👉 PART 2 — The Night the Neighborhood Decided Leo Was the Problem
The kid standing on my porch had hair the color of cotton candy and fingernails painted black. I thought he was everything wrong with this country. I was the one who was broken.
I didn’t want to order the food. My daughter installed the delivery app on my phone, saying I was getting too thin since Martha passed. “It’s easy, Dad,” she said. “Just tap and eat.”
So I tapped. And thirty minutes later, a rusted-out compact sedan rolled into my driveway. The muffler sounded like a dying lawnmower. Out stepped the driver.

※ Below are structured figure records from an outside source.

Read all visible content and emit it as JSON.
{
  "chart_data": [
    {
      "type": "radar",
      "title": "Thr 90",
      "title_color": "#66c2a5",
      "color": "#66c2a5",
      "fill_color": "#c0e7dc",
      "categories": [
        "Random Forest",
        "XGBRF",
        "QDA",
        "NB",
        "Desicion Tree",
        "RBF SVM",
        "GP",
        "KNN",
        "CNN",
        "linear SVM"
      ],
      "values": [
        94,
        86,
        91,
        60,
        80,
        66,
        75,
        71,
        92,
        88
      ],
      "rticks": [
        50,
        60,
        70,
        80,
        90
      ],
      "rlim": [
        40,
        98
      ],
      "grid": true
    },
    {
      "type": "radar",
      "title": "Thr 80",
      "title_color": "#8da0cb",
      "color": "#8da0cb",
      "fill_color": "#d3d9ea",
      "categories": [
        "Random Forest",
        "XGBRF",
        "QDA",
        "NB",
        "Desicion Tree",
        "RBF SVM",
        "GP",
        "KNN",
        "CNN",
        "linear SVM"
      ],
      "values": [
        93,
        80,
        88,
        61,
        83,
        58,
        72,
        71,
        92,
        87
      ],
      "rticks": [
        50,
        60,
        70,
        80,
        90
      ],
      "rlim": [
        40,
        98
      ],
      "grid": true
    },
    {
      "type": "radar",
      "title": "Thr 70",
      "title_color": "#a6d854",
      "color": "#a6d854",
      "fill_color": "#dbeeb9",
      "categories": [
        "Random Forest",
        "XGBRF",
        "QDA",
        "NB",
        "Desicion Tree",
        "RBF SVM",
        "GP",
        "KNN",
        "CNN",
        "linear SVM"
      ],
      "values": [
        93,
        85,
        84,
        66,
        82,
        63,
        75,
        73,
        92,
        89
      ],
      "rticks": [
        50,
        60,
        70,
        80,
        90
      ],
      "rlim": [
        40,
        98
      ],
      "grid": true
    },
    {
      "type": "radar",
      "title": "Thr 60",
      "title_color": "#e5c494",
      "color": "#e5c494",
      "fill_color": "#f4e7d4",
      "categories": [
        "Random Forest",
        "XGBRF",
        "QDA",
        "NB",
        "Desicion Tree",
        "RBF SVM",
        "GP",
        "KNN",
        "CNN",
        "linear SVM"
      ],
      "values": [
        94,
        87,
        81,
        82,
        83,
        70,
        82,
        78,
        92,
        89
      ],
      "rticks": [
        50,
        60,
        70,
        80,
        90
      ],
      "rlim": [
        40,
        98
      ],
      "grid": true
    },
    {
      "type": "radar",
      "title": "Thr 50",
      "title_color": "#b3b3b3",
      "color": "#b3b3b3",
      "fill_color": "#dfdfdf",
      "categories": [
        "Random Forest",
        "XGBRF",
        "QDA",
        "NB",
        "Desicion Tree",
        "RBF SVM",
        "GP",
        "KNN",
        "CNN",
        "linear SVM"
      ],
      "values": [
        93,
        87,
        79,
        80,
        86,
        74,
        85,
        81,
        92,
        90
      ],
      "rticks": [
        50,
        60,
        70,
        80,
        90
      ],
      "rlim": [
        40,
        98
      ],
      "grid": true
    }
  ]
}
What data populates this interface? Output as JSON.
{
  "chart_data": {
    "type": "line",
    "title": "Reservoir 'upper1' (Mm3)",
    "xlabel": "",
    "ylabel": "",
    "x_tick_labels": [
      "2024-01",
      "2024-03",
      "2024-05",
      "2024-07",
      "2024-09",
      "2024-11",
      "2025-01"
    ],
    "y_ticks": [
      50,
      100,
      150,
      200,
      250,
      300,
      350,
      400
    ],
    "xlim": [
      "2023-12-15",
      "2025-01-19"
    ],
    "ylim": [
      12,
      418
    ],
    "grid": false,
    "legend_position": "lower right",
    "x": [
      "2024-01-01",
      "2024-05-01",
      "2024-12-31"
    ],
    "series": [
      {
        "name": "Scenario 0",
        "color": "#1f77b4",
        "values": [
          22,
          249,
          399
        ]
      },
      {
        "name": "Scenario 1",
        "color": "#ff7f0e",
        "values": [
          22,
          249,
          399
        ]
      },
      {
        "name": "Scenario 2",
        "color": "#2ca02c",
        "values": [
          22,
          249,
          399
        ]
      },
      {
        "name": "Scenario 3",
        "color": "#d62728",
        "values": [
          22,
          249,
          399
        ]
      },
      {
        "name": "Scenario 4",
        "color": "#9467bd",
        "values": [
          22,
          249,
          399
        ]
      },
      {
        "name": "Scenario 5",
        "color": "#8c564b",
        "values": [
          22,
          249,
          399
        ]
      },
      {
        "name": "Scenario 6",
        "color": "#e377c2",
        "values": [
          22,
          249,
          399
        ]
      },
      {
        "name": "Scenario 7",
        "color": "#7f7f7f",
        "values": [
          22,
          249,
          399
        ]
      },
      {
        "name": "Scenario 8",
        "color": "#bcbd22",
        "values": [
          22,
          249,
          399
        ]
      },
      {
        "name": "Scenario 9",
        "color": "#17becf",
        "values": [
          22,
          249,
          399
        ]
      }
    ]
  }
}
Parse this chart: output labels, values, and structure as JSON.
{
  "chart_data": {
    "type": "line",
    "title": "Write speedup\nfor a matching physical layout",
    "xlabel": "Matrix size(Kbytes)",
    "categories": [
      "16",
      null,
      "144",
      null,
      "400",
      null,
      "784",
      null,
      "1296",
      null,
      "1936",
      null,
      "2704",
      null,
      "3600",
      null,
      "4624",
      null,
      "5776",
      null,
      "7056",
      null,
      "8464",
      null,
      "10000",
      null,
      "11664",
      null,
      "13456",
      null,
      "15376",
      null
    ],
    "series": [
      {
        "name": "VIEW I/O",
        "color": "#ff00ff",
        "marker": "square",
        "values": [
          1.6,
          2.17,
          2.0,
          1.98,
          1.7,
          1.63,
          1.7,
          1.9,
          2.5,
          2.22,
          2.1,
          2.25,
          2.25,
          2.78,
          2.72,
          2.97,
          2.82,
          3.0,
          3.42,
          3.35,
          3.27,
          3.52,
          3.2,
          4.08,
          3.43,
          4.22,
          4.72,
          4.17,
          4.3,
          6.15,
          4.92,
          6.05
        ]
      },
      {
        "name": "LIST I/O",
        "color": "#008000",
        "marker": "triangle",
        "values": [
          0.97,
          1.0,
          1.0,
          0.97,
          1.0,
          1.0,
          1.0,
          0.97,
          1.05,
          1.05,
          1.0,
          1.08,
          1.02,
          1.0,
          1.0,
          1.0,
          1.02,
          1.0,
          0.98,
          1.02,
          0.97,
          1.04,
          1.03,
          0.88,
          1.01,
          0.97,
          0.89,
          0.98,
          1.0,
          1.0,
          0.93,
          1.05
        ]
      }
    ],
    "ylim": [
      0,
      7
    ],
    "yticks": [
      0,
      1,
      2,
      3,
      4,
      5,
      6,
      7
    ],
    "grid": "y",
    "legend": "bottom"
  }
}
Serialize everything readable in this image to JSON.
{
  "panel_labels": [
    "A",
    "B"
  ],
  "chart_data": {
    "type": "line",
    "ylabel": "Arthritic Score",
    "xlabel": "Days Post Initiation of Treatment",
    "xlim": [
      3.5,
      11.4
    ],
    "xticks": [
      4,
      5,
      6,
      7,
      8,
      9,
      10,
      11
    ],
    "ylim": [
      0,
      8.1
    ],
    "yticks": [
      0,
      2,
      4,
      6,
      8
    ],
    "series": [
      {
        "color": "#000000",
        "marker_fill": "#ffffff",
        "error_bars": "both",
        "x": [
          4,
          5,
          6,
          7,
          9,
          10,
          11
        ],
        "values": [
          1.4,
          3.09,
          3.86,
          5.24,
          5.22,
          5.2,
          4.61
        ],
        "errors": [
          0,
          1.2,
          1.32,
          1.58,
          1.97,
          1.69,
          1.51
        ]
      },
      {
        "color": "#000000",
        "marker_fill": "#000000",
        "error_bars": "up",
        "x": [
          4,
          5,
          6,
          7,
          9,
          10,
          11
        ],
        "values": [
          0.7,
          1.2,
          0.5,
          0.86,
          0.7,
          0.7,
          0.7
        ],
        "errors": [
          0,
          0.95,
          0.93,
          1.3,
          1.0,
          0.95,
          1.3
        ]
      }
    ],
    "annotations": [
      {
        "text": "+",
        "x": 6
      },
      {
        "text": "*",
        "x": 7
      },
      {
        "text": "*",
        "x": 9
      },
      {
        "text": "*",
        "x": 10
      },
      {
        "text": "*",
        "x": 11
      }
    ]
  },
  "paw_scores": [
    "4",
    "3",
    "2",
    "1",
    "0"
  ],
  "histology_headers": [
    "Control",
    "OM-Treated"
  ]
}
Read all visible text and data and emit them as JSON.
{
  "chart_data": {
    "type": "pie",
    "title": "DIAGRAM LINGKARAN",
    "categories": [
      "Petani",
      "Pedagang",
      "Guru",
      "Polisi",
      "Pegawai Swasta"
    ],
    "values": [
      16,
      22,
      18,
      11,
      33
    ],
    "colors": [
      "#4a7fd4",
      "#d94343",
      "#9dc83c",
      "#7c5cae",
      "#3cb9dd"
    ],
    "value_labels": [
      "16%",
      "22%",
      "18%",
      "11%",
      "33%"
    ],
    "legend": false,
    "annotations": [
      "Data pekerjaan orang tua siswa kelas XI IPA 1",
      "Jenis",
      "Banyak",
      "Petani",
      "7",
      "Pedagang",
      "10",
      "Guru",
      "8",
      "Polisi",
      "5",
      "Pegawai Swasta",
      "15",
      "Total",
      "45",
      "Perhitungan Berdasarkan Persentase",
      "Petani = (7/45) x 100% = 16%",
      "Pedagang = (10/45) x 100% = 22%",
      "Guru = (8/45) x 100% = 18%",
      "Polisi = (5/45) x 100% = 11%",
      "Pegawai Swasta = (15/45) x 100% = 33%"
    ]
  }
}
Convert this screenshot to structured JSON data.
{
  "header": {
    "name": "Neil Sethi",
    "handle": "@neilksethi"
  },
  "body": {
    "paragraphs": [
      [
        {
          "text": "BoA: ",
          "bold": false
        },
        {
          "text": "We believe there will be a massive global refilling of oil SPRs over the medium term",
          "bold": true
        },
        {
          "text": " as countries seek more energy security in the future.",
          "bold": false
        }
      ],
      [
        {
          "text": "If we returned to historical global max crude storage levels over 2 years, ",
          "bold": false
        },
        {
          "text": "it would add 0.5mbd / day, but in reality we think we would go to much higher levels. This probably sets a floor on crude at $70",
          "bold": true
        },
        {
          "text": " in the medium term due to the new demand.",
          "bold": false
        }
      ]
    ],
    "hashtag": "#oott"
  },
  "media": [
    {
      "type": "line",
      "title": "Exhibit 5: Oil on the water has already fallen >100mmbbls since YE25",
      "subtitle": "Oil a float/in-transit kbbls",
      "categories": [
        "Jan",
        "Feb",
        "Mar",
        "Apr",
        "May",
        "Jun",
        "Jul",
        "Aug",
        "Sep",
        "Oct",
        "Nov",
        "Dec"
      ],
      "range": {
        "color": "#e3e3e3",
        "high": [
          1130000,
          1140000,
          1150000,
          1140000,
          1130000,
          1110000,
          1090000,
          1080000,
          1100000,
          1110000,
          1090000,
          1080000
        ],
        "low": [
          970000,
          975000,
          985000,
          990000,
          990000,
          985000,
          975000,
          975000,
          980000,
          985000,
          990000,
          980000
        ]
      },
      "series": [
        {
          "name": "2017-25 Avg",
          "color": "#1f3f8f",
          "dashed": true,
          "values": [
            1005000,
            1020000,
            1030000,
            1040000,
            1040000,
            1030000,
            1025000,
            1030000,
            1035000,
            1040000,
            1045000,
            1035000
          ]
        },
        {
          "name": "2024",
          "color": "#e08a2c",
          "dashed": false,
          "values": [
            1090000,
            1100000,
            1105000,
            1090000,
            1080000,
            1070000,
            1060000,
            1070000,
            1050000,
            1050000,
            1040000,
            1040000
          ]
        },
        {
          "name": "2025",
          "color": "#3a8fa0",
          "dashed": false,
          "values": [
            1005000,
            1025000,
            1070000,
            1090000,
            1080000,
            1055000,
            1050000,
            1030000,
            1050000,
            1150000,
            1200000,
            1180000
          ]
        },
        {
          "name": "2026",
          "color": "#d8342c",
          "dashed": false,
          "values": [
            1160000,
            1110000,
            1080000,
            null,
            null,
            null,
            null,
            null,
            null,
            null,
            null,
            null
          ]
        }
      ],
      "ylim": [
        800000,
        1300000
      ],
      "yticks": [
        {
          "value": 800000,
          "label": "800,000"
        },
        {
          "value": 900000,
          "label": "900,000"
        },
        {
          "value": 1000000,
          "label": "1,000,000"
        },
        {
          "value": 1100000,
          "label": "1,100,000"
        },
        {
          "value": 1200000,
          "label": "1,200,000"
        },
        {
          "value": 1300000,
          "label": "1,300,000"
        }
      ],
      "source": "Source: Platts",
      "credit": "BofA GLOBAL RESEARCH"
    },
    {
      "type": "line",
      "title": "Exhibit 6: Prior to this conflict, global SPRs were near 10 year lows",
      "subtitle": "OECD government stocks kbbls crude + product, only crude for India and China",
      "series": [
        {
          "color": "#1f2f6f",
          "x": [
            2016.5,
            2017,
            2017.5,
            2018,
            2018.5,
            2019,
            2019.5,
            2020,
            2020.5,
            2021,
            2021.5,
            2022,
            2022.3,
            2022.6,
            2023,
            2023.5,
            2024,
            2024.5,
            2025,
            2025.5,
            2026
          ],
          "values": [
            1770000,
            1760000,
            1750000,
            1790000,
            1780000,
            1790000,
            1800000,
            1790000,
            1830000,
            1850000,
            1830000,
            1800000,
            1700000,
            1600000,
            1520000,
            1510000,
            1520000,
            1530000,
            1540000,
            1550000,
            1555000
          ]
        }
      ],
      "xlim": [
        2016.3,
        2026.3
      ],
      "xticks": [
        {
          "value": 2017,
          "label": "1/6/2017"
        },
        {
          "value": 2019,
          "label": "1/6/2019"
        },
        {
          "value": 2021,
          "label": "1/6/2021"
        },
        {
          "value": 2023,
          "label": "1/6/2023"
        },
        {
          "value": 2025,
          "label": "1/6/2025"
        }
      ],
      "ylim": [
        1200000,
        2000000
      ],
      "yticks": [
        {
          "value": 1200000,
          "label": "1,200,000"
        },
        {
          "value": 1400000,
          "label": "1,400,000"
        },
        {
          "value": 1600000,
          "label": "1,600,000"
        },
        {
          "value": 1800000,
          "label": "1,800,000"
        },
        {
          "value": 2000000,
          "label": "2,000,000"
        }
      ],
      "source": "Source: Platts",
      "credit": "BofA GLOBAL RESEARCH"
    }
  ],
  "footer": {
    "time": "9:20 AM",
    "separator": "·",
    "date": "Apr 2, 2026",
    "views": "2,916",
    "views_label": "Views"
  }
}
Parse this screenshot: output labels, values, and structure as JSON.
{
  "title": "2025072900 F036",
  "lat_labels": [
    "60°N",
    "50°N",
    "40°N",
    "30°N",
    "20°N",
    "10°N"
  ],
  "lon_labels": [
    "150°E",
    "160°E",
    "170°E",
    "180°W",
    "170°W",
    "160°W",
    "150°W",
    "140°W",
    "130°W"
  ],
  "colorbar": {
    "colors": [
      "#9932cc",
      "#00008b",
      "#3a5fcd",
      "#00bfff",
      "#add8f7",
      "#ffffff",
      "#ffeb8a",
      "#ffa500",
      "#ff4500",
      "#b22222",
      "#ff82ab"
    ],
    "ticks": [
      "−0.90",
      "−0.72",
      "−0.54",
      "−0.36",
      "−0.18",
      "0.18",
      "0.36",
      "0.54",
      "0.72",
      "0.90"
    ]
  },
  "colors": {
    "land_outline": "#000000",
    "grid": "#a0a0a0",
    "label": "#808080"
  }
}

He couldn’t have been more than twenty-two. Oversized hoodie, skinny jeans that looked like they’d been through a shredder, and that hair—faded pink dye growing out into dark roots. He walked up the steps staring at his phone, headphones around his neck.
“Delivery for Frank?” he mumbled, not making eye contact.
I snatched the bag. “You know, back in my day, we looked people in the eye when we did a job.”
He blinked, looking up. His eyes were tired. Red-rimmed. “Sorry, sir. Just a long shift. Enjoy the burger.”
I didn’t tip him. I told myself it was because of the attitude, but really, it was just the sight of him. He looked like a caricature of everything I heard on the talk radio stations. Soft. Unfocused. Drifting.
I ate my burger alone in the silence of a four-bedroom house that used to be full of noise.